Giovedì 16 aprile 2020 – La decisione della Unità di crisi della Regione di ubicare a Venosa l’unità COVID 19, con il passare dei giorni, sta creando sempre più imbarazzo e preoccupazione tra gli operatori dell’Ospedale e nell’intera comunità venosina. La UIL, all’annuncio di questo provvedimento, ha espresso una posizione di sostanziale condivisione poiché era stato presentato come un rafforzamento delle attività del nosocomio di Venosa, mai avrebbe immaginato che l’esistente venisse, quasi del tutto, smantellato per far posto al centro COVID 19.
E’ quanto sostengono in una nota congiunta il Segretario Generale della Uil, Vincnzo Tortorelli, e il Segretario Regionale Uil Fpl, Antonio Guglielmi
Gli ospedali territoriali rappresentano un punto di forza, soprattutto quelli ubicati sui confini con le regioni limitrofe, perché attraggono mobilità sanitaria attiva, come nel caso di Venosa, ed è sbagliato prevederne un loro depotenziamento.
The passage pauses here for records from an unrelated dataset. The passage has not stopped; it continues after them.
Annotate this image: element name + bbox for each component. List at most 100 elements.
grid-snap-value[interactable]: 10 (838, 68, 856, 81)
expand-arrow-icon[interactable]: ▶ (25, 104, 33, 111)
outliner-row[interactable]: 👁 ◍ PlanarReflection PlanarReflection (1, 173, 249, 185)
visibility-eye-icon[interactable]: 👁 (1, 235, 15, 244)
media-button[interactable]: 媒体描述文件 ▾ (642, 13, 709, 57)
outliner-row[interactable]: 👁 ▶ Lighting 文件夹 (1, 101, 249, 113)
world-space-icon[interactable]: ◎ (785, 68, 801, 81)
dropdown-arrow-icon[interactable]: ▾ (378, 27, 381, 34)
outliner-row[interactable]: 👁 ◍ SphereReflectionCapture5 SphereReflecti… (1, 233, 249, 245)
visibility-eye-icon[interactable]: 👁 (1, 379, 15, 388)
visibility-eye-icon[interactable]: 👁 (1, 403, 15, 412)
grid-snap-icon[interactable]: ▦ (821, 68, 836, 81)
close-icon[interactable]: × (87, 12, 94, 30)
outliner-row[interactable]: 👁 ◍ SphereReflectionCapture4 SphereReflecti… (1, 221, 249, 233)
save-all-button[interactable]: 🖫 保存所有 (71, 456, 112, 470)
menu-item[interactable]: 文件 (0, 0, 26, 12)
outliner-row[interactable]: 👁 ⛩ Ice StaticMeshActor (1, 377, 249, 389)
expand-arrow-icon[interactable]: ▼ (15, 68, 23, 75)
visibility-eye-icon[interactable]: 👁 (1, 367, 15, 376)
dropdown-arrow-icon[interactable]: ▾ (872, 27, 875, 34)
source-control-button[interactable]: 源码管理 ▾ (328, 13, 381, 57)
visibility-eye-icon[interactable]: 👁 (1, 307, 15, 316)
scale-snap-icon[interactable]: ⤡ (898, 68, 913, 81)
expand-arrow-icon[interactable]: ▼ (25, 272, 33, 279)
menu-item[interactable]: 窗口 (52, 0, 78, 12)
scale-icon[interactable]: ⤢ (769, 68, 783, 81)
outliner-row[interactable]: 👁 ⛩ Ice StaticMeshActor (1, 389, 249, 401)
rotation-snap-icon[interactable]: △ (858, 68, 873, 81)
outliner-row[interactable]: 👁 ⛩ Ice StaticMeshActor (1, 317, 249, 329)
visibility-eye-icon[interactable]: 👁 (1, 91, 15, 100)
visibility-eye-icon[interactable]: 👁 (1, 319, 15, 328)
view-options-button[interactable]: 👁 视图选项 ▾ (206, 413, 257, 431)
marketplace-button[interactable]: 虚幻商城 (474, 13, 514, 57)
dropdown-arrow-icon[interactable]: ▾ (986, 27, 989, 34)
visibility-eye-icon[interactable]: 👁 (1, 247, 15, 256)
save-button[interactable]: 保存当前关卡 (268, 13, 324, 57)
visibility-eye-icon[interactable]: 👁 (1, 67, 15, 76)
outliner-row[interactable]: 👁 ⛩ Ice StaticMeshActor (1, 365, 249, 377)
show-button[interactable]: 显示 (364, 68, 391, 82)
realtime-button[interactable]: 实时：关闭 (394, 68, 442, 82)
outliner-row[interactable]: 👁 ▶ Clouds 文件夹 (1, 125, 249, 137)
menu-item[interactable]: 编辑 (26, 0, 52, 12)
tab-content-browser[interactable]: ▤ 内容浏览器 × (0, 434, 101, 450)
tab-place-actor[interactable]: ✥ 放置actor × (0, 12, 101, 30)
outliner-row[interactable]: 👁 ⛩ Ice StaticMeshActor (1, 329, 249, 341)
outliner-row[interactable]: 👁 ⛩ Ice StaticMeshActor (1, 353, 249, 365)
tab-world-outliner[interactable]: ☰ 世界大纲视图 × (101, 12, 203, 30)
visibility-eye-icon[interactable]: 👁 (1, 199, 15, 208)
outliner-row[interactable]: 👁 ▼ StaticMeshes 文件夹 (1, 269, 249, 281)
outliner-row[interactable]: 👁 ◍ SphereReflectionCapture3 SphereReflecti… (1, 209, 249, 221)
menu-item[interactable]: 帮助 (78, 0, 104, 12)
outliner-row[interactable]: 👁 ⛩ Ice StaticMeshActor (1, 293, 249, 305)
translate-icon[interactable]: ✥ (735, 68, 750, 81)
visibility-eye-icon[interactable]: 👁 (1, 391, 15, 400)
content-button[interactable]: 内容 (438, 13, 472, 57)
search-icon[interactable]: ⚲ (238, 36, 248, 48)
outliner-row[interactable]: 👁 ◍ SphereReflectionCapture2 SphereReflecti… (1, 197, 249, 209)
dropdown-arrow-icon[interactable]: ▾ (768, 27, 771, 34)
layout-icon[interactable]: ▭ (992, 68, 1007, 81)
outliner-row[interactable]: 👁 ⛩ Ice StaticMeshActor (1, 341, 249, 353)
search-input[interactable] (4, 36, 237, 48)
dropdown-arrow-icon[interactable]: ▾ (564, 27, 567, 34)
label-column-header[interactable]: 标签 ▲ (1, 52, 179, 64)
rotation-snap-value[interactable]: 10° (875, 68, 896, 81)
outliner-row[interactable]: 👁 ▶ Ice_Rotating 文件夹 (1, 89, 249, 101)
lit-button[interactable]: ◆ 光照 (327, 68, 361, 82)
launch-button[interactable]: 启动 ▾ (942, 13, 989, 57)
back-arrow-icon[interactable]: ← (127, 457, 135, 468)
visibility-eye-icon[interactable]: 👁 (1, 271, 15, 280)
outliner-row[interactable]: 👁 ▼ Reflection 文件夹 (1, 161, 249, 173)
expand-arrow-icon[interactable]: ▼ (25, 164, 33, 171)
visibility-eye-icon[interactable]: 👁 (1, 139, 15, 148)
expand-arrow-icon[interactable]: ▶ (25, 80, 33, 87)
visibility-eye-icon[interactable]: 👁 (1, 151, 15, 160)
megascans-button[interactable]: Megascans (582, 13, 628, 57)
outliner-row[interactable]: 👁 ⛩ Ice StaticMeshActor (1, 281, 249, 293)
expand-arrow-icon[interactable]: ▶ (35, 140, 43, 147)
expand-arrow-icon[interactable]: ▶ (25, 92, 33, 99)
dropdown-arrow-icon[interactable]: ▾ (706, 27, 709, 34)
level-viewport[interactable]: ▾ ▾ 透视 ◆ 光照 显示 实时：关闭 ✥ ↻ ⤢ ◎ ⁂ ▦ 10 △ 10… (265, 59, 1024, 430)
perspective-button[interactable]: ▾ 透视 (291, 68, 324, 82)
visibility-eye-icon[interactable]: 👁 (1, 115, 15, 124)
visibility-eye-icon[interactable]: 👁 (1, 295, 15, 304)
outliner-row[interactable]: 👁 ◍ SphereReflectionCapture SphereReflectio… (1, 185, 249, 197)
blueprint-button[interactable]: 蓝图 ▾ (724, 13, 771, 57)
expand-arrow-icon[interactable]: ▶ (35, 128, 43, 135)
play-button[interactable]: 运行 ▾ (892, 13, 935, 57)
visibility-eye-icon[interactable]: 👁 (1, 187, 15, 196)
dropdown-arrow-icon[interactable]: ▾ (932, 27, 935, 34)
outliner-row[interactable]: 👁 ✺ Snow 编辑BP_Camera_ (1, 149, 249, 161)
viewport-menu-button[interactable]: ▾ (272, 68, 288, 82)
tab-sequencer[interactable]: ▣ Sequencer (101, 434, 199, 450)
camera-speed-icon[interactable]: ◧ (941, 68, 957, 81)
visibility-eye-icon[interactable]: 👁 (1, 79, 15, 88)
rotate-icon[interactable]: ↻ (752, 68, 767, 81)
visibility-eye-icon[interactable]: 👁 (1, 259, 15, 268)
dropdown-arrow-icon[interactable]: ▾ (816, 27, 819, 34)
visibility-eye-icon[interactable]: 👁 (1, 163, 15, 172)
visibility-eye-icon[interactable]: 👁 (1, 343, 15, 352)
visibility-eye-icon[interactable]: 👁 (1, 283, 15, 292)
Perciò, assistere allo smantellamento del Centro Alzheimer, al trasferimento dell’Oculistica, (una delle eccellenze) e della piastra ambulatoriale di radiologia nell’Ospedale San Francesco, rappresenta una vera sorpresa e una vera incognita sul suo futuro.
A queste condizioni – sostengono – sarebbe stato più logico (come non abbiamo mancato di suggerire) utilizzare l’Ospedale di Pescopagano per questa emergenza poiché già presente una terapia intensiva attrezzata che, guarda caso, è stata anche questa smantellata.
La sensazione che se ne ricava è che sia stato fatto un vero “capolavoro” di ingegneria istituzionale che, nei fatti, penalizza Pescopagano perché allontana la realizzazione del Centro di Riabilitazione di III livello, per il quale sono stati già spesi diversi milioni, e smantella Venosa senza sapere cosa succederà una volta finita questa tragedia.
Il COVID 19 di Venosa, inoltre, rischia – secondo Tortorelli e Guglielmi – ancor più di diventare un carrozzone atteso che la Regione Basilicata disporrebbe di ben due ospedali da campo che potrebbero servire alla bisogna. Anche in questo caso, gli ospedali da campo si costruiscono in due giorni, non è necessario metterli in funzione adesso creando, tra l’altro, non poche incomprensioni con le comunità locali. Sarebbe solo uno spreco di risorse.
Quello che bisognerebbe fare, per il momento, è limitarsi ad individuare le aree dove montare questi ospedali e procedere solo in caso di necessità. Anche su questo bisogna essere chiari: i due ospedali da campo e gli 80 posti del COVID 19 di Venosa farebbero della Basilicata il Centro COVID 19 più importante d’ Italia. Si può fare chiarezza anche su questo? Due Comunità, dunque, Pescopagano e venosa che rischiano grosso per il futuro, malgrado la riorganizzazione della rete ospedaliera sia stata fatta per mantenere in piedi tutti gli ospedali lucani. La UIL e la UIL FPL, pertanto, sono convinte che i promotori di questa scelta non si rendono nemmeno conto delle conseguenze e, bene ha fatto l’Amministrazione Comunale di Pescopagano a protestare energicamente.
Ci si chiede adesso di condividere un percorso per l’utilizzo, in questa fase, del personale; sia chiaro, la UIL e la UIL FPL non daranno il loro consenso a spostamenti e/o trasferimenti senza un quadro chiaro sul futuro dell’Ospedale di Venosa.
La cosa più logica, in questo momento, sarebbe non quella di chiudere tutte le attività ordinarie, ma mantenere almeno i reparti di Alzheimer, Lungo Degenza e di Medicina Fisica e Riabilitativa, per poi ripartire con il resto delle attività finita l’emergenza.
La UIL e la UIL FPL, nel raccogliere le preoccupazioni del personale dell’Ospedale e della comunità di Venosa, chiedono al Presidente Bardi e all’Assessore Leone di esprimersi con chiarezza sul futuro una volta finita l’emergenza, anche, se possibile, ritornando su una decisione tanto affrettata. Aprano subito un confronto con il Sindacato su queste problematiche e, più in generale, sulla intera gestione dell’emergenza CORONAVIRUS, visto che è ormai imminente l’apertura della fase 2.